So I’ve been home from Germany for almost 3 months now and although this post is extremely overdue, I’m happy to finally be writing it. If I’d thought that it was hard to be away from Chico for 11 months then what I was feeling this past October and November is absolutely nothing compared to the homesickness I now have for Germany, my wonderful host family and my neighbors and friends – both exchange friends and German ones alike. It’s not to say that I don’t enjoy being back home with some of my greatest friends, living it up this senior year and dreaming big about where my future will take me and which college I’ll spend the next chapter of my life at, but everything has returned to an ordinary, almost mundane, sort of routine. I’m an American in America and there is absolutely nothing interesting or unique about that.
When I think back on my days in Germany I’m faced with the most bittersweet of emotions. In my writing, thinking, and lifestyle I notice how much my time away really changed me and I am so grateful that I was willing to take such a risk my junior year.
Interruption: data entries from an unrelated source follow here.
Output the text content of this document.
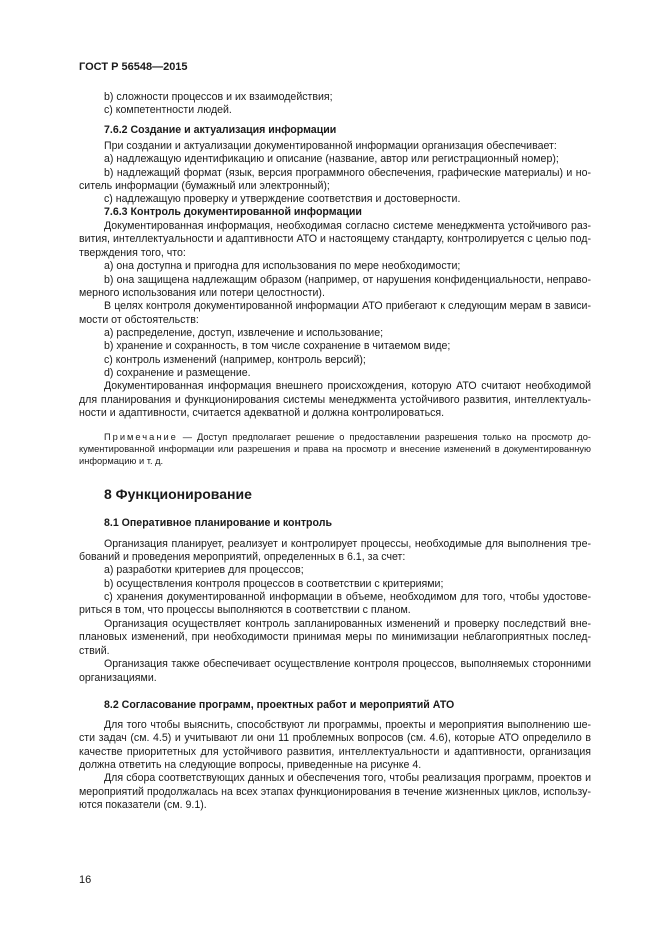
ГОСТ Р 56548—2015
b) сложности процессов и их взаимодействия;
c) компетентности людей.
7.6.2 Создание и актуализация информации
При создании и актуализации документированной информации организация обеспечивает:
a) надлежащую идентификацию и описание (название, автор или регистрационный номер);
b) надлежащий формат (язык, версия программного обеспечения, графические материалы) и но-
ситель информации (бумажный или электронный);
c) надлежащую проверку и утверждение соответствия и достоверности.
7.6.3 Контроль документированной информации
Документированная информация, необходимая согласно системе менеджмента устойчивого раз-
вития, интеллектуальности и адаптивности АТО и настоящему стандарту, контролируется с целью под-
тверждения того, что:
a) она доступна и пригодна для использования по мере необходимости;
b) она защищена надлежащим образом (например, от нарушения конфиденциальности, неправо-
мерного использования или потери целостности).
В целях контроля документированной информации АТО прибегают к следующим мерам в зависи-
мости от обстоятельств:
a) распределение, доступ, извлечение и использование;
b) хранение и сохранность, в том числе сохранение в читаемом виде;
c) контроль изменений (например, контроль версий);
d) сохранение и размещение.
Документированная информация внешнего происхождения, которую АТО считают необходимой
для планирования и функционирования системы менеджмента устойчивого развития, интеллектуаль-
ности и адаптивности, считается адекватной и должна контролироваться.
Примечание — Доступ предполагает решение о предоставлении разрешения только на просмотр до-
кументированной информации или разрешения и права на просмотр и внесение изменений в документированную
информацию и т. д.
8 Функционирование
8.1 Оперативное планирование и контроль
Организация планирует, реализует и контролирует процессы, необходимые для выполнения тре-
бований и проведения мероприятий, определенных в 6.1, за счет:
a) разработки критериев для процессов;
b) осуществления контроля процессов в соответствии с критериями;
c) хранения документированной информации в объеме, необходимом для того, чтобы удостове-
риться в том, что процессы выполняются в соответствии с планом.
Организация осуществляет контроль запланированных изменений и проверку последствий вне-
плановых изменений, при необходимости принимая меры по минимизации неблагоприятных послед-
ствий.
Организация также обеспечивает осуществление контроля процессов, выполняемых сторонними
организациями.
8.2 Согласование программ, проектных работ и мероприятий АТО
Для того чтобы выяснить, способствуют ли программы, проекты и мероприятия выполнению ше-
сти задач (см. 4.5) и учитывают ли они 11 проблемных вопросов (см. 4.6), которые АТО определило в
качестве приоритетных для устойчивого развития, интеллектуальности и адаптивности, организация
должна ответить на следующие вопросы, приведенные на рисунке 4.
Для сбора соответствующих данных и обеспечения того, чтобы реализация программ, проектов и
мероприятий продолжалась на всех этапах функционирования в течение жизненных циклов, использу-
ются показатели (см. 9.1).
16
I don’t think I’ve ever learned so much, built up so many amazing relationships, seen so many places, or learned so much about the value of culture and conversation before. All of the memories are something I’ll hold on to for forever and they make me so incredibly happy.
The bitter part of the bittersweet comes in when I’m met with the terrible, crushing feeling that seems to envelope me every time I realize that there is no going back to that incredible, blissful year. It doesn’t matter if I return to Germany or not, although that is something I desperately want to do at some point in my life. The point is that I will never be there for 11 months again at the age of 16, living with the Hucks and going to the Friedrich-List Schule. I won’t have my CBYX family of relatable exchange students there with me and it’s likely that I won’t even live in the same place there. Knowing that I’ve been back for such a substantial amount of time now and that I’m still missing Germany so much isn’t the best feeling… I feel like most everyone else has moved on to the next year of their life while I’m stuck dreaming of the best year of my life.
I flip through my photo album and scroll through the last year’s Instagram posts and I know that nothing can replace what I experienced. It’s hard and it hurts, but at the same time I know that if it hadn’t been such a finite thing I never would have come to appreciate it as much. So I’ll have to move on, while appreciating the numerous friendships and memories I was given. The last year opened the world to me, I no longer feel as though studying abroad in college or eventually living overseas is as intangible or unreachable as it did before. Germany gave me the confidence, willpower, and motivation to truly see the world and I can’t wait for the opportunity to travel again, to learn another new language and culture, or perhaps to pick up the familiar rhythm of German life once again.
For now, seeing as I can’t change much about living here in Chico for the remainder of my high school career, I will strive to apply what I’ve learned from Germany to the rest of my life. I think that the most important and prevalent thing at this moment of my life is the way that the Germans know how to enjoy their life, and how to truly live rather than simply exist. I rarely have a bit of spare time here in America, my afternoons, evenings and nights are filled with extra classes, work, extracurricular activities, and, above all, homework. In Germany, I didn’t do so much. And with the extra time that I did have I was able to enjoy myself and everything the world has to offer so much more thoroughly. From the soccer games to the “Grill Abenden” with my beautiful neighbors, to the nights spent out late in Kassel to the long conversations over coffee and cake that I had almost daily with my host mom. I learned to appreciate the people around me and the little things in life, rather than constantly focusing on how I was doing in school and how my future was going to turn out.
Over here, everything is so rushed and competitive and I’m growing more and more tired of it. Why can’t we just pause for a second, breathe, look around us, and realize that things are pretty great?